Over these past 2 weeks I've come to realize, the more you pay attention to your obsessions the more anxiety you get, so the key to beating these obsessions is to put it out of your head for long enough until it just doesn't bother you at all anymore.

It's a lot easier said than done, but it is definitely possible.

I've searched the internet for answers, I've filled you guys in more than a few times on my situation, and I guess it's because I didn't know how to deal with it, because after all I was denied a biopsy so I felt like I didn't have anymore options.

snowghost57
19-05-17, 04:02
Yesterday marked my 2 weeks, in case someone out there is reading this, not much has changed, the nodes seems less palpable but still the same size. As for the anxiety, it has eased up a lot, though I do still think about it. I also catch myself thinking about future events and wondering to myself will I be around to see those moments. But that's the anxiety talking.
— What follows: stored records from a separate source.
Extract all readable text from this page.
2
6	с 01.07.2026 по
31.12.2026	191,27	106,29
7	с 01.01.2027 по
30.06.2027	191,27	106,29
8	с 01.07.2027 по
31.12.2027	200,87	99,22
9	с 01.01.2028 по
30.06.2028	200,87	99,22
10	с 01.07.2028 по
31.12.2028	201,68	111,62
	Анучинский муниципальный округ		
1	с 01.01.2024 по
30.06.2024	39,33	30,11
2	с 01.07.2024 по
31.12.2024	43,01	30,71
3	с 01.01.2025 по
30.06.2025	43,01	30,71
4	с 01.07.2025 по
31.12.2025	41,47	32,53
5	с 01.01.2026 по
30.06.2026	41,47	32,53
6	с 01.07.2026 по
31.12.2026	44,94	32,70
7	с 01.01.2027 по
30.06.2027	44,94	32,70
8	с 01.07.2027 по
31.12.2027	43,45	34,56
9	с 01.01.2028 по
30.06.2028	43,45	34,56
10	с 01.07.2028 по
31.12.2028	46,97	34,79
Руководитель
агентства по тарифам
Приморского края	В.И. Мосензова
Over these past 2 weeks I've come to realize, the more you pay attention to your obsessions the more anxiety you get, so the key to beating these obsessions is to put it out of your head for long enough until it just doesn't bother you at all anymore.

It's a lot easier said than done, but it is definitely possible.

I've searched the internet for answers, I've filled you guys in more than a few times on my situation, and I guess it's because I didn't know how to deal with it, because after all I was denied a biopsy so I felt like I didn't have anymore options.

You are absolutely right! The more we focus on our obsessions the worse our anxiety gets! I used to have the "what if" syndrome. I work on it every day, see my post on Stinking Thinking. Stay off the internet and Dr. Google. The doctor does not think you need a biopsy, please believe him, do you really want an unnecessary surgical procedure?

To be honest, I don't even know where my lymph nodes are! The more you irritate anything the larger it will get and that includes our anxious mind!